Researchers document every step of spider-web building
From:
Johns Hopkins University
November 1, 2021 -- Johns Hopkins
University researchers discovered precisely how spiders build webs by using
night vision and artificial intelligence to track and record every movement of
all eight legs as spiders worked in the dark.
Their creation of a web-building
playbook or algorithm brings new understanding of how creatures with brains a
fraction of the size of a human's are able to create structures of such
elegance, complexity and geometric precision. The findings, now available
online, are set to publish in the November issue of Current Biology.
"I first got interested in this
topic while I was out birding with my son. After seeing a spectacular web I
thought, 'if you went to a zoo and saw a chimpanzee building this you'd think
that's one amazing and impressive chimpanzee.' Well this is even more amazing
because a spider's brain is so tiny and I was frustrated that we didn't know
more about how this remarkable behavior occurs," said senior author Andrew
Gordus, a Johns Hopkins behavioral biologist. "Now we've defined the
entire choreography for web building, which has never been done for any animal
architecture at this fine of a resolution."
Web-weaving spiders that build blindly
using only the sense of touch, have fascinated humans for centuries. Not all
spiders build webs but those that do are among a subset of animal species known
for their architectural creations, like nest-building birds and puffer fish
that create elaborate sand circles when mating.
The first step to understanding how the
relatively small brains of these animal architects support their high-level
construction projects, is to systematically document and analyze the behaviors
and motor skills involved, which until now has never been done, mainly because
of the challenges of capturing and recording the actions, Gordus said.
Here his team studied a hackled orb
weaver, a spider native to the western United States that's small enough to sit
comfortably on a fingertip. To observe the spiders during their nighttime
web-building work, the lab designed an arena with infrared cameras and infrared
lights. With that set-up they monitored and recorded six spiders every night as
they constructed webs. They tracked the millions of individual leg actions with
machine vision software designed specifically to detect limb movement.
"Even if you video record it,
that's a lot of legs to track, over a long time, across many individuals,"

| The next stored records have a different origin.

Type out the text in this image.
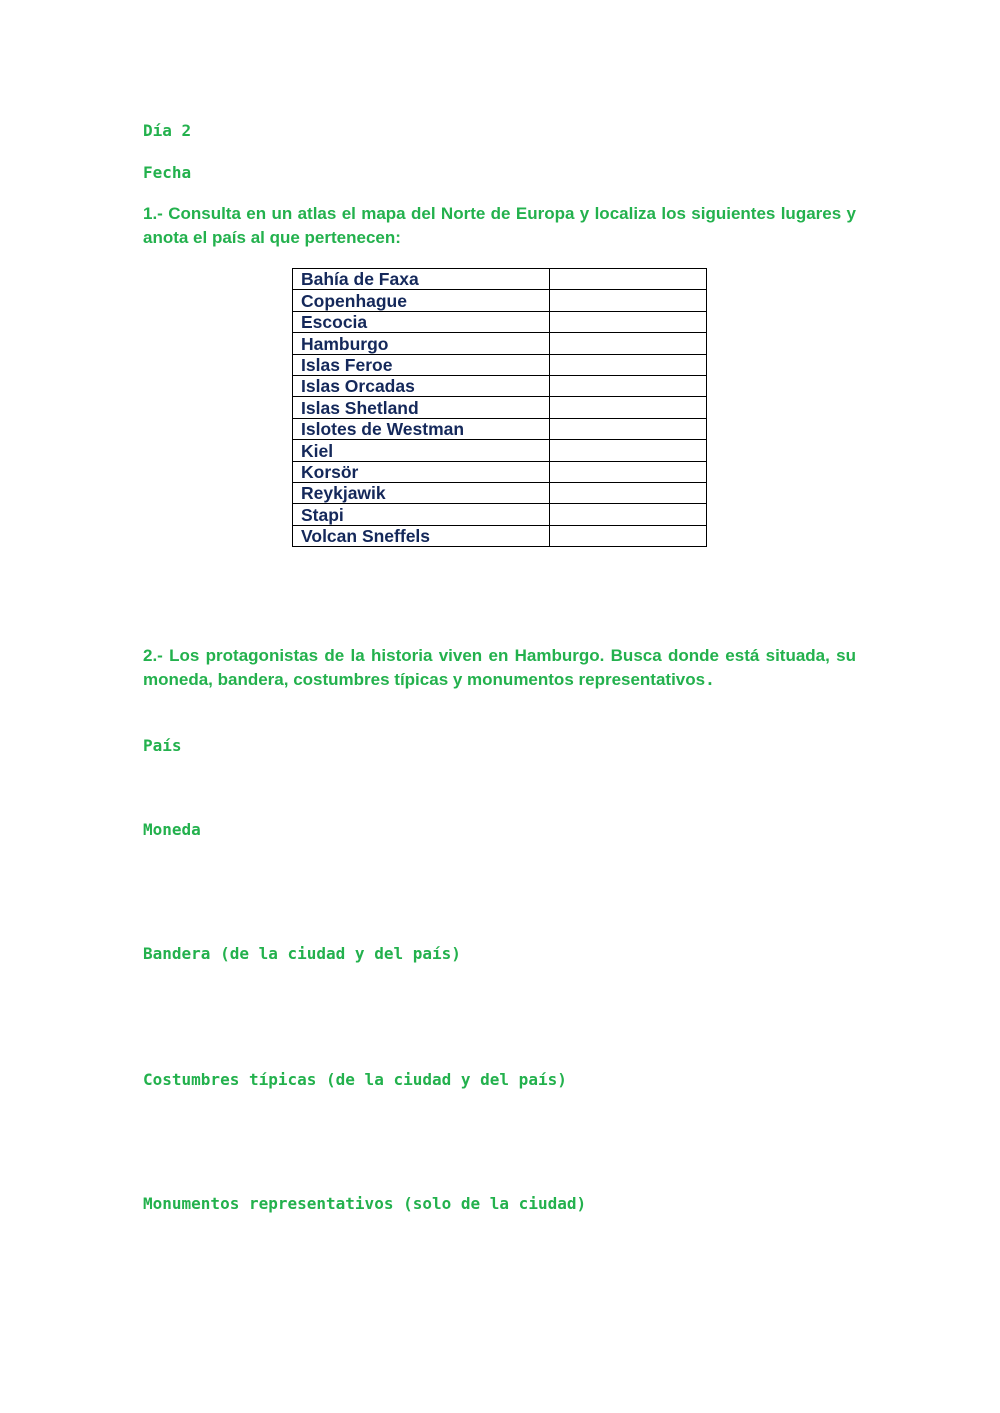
Día 2
Fecha
1.- Consulta en un atlas el mapa del Norte de Europa y localiza los siguientes lugares y anota el país al que pertenecen:
Bahía de Faxa	
Copenhague	
Escocia	
Hamburgo	
Islas Feroe	
Islas Orcadas	
Islas Shetland	
Islotes de Westman	
Kiel	
Korsör	
Reykjawik	
Stapi	
Volcan Sneffels	
2.- Los protagonistas de la historia viven en Hamburgo. Busca donde está situada, su moneda, bandera, costumbres típicas y monumentos representativos.
País
Moneda
Bandera (de la ciudad y del país)
Costumbres típicas (de la ciudad y del país)
Monumentos representativos (solo de la ciudad)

said lead author Abel Corver, a graduate student studying web-making and
neurophysiology. "It's just too much to go through every frame and annotate
the leg points by hand so we trained machine vision software to detect the
posture of the spider, frame by frame, so we could document everything the legs
do to build an entire web."
They found that web-making behaviors are
quite similar across spiders, so much so that the researchers were able to
predict the part of a web a spider was working on just from seeing the position
of a leg.
"Even if the final structure is a
little different, the rules they use to build the web are the same,"
Gordus said. "They're all using the same rules, which confirms the rules
are encoded in their brains. Now we want to know how those rules are encoded at
the level of neurons."
Future work for the lab includes
experiments with mind-altering drugs to determine which circuits in the
spider's brain are responsible for the various stages of web-building.
"The spider is fascinating,"
Corver said, "because here you have an animal with a brain built on the
same fundamental building blocks as our own, and this work could give us hints
on how we can understand larger brain systems, including humans, and I think
that's very exciting.
Authors also include Nicholas Wilkerson,
a former Hopkins undergraduate and current graduate student at Atlantic
Veterinary College, and Jeremy Miller, a graduate student at Johns Hopkins.